3.5. Cytotoxicity Assay

The assay was implemented according to the published protocols [32,33]. In brief, the Alamar Blue assay was performed for compounds 2–19 by treating them with P388, DLD-1, HuCC-T1, and CCD966SK cancer cells, which were commercially available from the American Type Culture Collection (ATCC). The test was performed in triplicate, and doxorubicin was used as a positive control.

4. Conclusions

In total, 3 new and 16 known compounds were isolated from the soft coral S. cinereum. In the cytotoxicity assay, compound 18 was found to show potent and selective activity toward HuCCT-1 cell line, which is close to the control group, doxorubicin. The relative configuration of 1 was determined by an analysis of NOEs and by comparing the computational conformers with those of its possible epimer. The assignment of the relative configurations of 3, with the lack of crucial NOEs, was successfully attained by the assistance of quantum chemical NMR calculation and the DP4+ method. In this work, it was also found that some cembranolides were not so flexible, and they could be readily assigned the relative configurations by a careful analysis of NOEs based on a computational model.
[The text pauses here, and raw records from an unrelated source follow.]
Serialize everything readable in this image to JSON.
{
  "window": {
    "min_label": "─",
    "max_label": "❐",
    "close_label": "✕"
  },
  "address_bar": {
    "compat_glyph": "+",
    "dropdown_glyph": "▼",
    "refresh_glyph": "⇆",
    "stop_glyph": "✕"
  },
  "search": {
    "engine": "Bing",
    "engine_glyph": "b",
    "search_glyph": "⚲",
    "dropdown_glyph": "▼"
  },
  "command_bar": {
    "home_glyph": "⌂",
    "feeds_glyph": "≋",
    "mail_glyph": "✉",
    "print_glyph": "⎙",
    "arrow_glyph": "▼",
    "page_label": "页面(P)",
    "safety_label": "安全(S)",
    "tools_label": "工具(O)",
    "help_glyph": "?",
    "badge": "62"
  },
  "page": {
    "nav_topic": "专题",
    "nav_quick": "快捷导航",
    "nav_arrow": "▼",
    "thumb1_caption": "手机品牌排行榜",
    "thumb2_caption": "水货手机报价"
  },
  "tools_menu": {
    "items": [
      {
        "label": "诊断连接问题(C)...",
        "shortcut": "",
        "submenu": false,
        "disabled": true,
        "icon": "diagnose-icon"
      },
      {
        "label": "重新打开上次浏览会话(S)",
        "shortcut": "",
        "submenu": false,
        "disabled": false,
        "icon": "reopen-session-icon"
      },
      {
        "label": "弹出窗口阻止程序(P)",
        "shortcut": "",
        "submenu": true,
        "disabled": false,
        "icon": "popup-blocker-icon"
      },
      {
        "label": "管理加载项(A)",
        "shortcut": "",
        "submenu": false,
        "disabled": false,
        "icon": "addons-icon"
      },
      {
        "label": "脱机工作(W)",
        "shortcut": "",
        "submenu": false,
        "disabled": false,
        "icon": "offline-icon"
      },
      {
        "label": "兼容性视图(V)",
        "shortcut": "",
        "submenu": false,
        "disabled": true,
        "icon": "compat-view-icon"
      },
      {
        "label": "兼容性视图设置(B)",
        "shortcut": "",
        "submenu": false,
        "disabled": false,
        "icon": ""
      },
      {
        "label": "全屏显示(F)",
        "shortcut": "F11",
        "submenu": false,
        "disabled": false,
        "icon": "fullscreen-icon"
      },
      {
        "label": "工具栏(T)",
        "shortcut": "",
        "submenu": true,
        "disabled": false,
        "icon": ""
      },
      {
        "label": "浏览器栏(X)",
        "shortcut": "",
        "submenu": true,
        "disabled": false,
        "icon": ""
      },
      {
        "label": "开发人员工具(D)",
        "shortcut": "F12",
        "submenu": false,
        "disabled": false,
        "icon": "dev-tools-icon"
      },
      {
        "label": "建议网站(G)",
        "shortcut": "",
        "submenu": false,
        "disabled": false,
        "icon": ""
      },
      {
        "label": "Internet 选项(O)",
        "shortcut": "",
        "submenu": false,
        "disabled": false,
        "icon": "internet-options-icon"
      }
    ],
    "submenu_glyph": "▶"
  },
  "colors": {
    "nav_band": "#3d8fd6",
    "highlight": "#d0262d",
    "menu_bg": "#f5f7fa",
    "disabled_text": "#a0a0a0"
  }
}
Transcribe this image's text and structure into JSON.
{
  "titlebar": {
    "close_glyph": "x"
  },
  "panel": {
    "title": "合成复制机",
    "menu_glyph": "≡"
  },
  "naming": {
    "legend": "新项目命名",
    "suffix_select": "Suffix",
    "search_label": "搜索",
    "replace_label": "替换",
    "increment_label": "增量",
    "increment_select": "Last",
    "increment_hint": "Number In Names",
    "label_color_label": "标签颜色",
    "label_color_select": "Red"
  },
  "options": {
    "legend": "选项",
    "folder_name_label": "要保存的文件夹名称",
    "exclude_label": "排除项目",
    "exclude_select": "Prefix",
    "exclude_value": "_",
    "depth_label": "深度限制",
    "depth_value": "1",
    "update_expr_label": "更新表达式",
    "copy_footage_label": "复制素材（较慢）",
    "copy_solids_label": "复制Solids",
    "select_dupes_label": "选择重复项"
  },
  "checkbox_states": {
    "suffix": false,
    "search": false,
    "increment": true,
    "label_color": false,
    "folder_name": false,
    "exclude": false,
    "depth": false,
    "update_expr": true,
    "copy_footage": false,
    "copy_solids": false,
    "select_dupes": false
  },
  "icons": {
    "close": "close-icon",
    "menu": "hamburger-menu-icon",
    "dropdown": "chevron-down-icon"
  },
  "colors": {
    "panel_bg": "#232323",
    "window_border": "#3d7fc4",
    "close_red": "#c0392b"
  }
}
In contrast to the flexible molecules, the assignment of relative configuration was hindered by a lack of useful NOE data neighboring the stereogenic center. For this case, the computational NMR data coupled with the DP4+ approach could provide an alternative to elucidate the relative configurations of stereogenic centers.